3. Synthesizer (TTS)

Converts text back to audio.
  • Providers: ElevenLabs, Cartesia, Amazon Polly (Neural and Generative).
  • Voice ID: The specific voice persona to use (e.g., “Clyde” from ElevenLabs, “Brooke” from Cartesia).

4. Language

Sets the primary language for the agent (e.g., English), dictating which models and voices apply natively to interactions.

Capabilities

Speak First

If speak_first is set to true, the agent will initiate the conversation immediately upon connection.
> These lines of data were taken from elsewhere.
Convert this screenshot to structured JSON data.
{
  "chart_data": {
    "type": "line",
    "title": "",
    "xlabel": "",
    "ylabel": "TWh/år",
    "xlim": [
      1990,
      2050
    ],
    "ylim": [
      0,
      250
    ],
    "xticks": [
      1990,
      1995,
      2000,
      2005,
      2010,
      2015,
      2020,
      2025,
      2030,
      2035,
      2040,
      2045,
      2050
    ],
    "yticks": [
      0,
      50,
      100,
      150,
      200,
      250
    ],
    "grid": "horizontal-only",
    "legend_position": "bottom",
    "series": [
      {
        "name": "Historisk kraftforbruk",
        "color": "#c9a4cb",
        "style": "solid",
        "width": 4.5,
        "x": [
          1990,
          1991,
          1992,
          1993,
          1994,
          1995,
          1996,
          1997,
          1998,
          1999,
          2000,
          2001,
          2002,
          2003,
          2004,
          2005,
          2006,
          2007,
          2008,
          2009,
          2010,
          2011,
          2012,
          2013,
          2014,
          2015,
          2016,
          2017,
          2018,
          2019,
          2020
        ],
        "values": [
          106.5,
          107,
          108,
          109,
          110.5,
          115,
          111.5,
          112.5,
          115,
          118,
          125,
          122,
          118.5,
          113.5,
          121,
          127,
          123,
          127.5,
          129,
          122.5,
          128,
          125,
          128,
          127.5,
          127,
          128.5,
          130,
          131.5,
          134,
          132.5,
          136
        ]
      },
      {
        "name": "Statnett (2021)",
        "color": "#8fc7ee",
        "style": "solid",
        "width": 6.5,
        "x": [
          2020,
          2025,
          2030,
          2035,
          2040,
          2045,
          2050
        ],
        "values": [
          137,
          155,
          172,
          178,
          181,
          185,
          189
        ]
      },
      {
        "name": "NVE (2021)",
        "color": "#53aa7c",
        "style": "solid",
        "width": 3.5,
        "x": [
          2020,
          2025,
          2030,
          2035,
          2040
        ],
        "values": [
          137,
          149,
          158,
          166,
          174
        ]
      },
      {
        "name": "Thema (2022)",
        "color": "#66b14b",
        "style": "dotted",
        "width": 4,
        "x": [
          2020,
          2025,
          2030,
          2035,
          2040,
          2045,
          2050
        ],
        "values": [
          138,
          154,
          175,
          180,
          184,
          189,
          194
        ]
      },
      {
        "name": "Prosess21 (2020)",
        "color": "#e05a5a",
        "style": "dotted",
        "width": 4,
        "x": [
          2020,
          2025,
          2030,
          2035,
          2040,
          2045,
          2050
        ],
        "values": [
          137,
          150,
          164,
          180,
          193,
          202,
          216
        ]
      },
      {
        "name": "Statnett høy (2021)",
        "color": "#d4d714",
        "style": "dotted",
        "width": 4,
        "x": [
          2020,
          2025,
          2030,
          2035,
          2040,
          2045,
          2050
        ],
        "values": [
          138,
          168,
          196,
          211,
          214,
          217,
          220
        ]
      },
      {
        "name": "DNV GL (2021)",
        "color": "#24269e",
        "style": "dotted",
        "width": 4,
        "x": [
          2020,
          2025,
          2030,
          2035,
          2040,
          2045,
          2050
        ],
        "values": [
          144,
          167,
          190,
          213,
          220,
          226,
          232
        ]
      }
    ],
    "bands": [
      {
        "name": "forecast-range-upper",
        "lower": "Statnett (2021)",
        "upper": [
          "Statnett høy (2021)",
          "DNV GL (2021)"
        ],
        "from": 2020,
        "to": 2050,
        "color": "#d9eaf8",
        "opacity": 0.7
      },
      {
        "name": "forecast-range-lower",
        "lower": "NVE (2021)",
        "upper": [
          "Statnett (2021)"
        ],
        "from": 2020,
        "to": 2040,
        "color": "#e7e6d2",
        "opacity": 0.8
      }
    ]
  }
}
If false, it waits for the user to speak.

End Call Tool

Agents can be permitted to programmatically hang up the call when tasks are complete by enabling the end_call_tool flag.

Voicemail Detection

If enabled, the system uses Answering Machine Detection (AMD) to determine if a human or voicemail picked up.
  • Voicemail Message: Specific message to leave if a machine is detected.
  • Delay: Wait time before speaking to ensure the beep has passed.

Recording

Call recording can be toggled on/off. Recordings are stored in S3 and accessible via the API.

Tools and Knowledge

Agents can be augmented with:
  • Knowledge Base: Passive knowledge (RAG) powered by Pinecone. Attach valid kb_document_ids directly to the agent.
  • Tools: Active capabilities (API calls) attached via custom_tools.